Exciting, ready to quilt this amazing Mickey Mouse quilt that would make my friend (of over 55 years) feel loved - and it would be something that was hers! (Remember - lots of rough times happened and she had lost everything so many times over on her life journey).
Then that call came. Joey called to tell me she was in ICU, no brain activity, she had a haemorrhage and now she was on life support. Over the next three weeks of this, every day Joey and I talked, what should we do, what would she want. I know she did not ever want to be kept alive by machines or medical intervention - she wanted to not hurt anymore. But... how could we make a choice like this? How could we make a choice to let her go - we loved her - we were her family, her life, her world. She was slipping away - organs failing, body shutting down, doctors telling us there was nothing, not even hope left in her. it was nearly a month before her heart stopped beating.
And this whole time - there was her quilt. She would never smile and snuggle under it. She would never be so happy, so pleased, feel so specially loved because she finally had something that was only and especially hers. I did finish it. I sent it to Joey because it belonged to her.
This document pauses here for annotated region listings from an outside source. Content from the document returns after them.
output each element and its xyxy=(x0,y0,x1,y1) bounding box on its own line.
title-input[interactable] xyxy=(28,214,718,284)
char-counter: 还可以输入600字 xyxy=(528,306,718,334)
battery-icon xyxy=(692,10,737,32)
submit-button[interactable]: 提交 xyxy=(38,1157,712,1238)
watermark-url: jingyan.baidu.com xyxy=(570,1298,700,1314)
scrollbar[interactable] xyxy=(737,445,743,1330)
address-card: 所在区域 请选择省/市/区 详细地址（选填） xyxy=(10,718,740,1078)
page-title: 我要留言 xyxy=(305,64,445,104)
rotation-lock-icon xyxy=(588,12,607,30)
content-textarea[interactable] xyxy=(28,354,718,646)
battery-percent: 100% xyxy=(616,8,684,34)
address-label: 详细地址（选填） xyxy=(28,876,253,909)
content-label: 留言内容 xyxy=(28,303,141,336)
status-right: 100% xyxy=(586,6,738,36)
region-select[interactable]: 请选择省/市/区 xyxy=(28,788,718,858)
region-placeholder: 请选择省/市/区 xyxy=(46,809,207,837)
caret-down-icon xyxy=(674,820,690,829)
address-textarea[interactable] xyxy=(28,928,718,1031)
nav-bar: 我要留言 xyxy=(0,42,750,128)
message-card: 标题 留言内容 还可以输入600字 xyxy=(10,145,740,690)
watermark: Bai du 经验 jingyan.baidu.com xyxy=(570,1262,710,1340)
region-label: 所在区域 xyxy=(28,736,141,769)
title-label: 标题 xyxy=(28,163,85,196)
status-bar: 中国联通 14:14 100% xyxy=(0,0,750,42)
I really was not able to open this blog after that and update it because that last post was about making that quilt. And the very, very painful life lesson that it now was - sometimes it is too late.
The Front (80" x 80) |
The Back |
Paula (I was only person allowed to call her by this name, she was "Candy" to everyone else), I miss our long talks, and the crazy-crazy that was our story.
Really sorry to hear of your loss. Sorry to hear that the quilt you put time, love and care into wont be enjoyed by the one person it was meant to hug. I am sending you virtual hugs and kind thought, i hope you feel them if you read this.
ReplyDeleteMy heart hurts for you. Big hugs and love.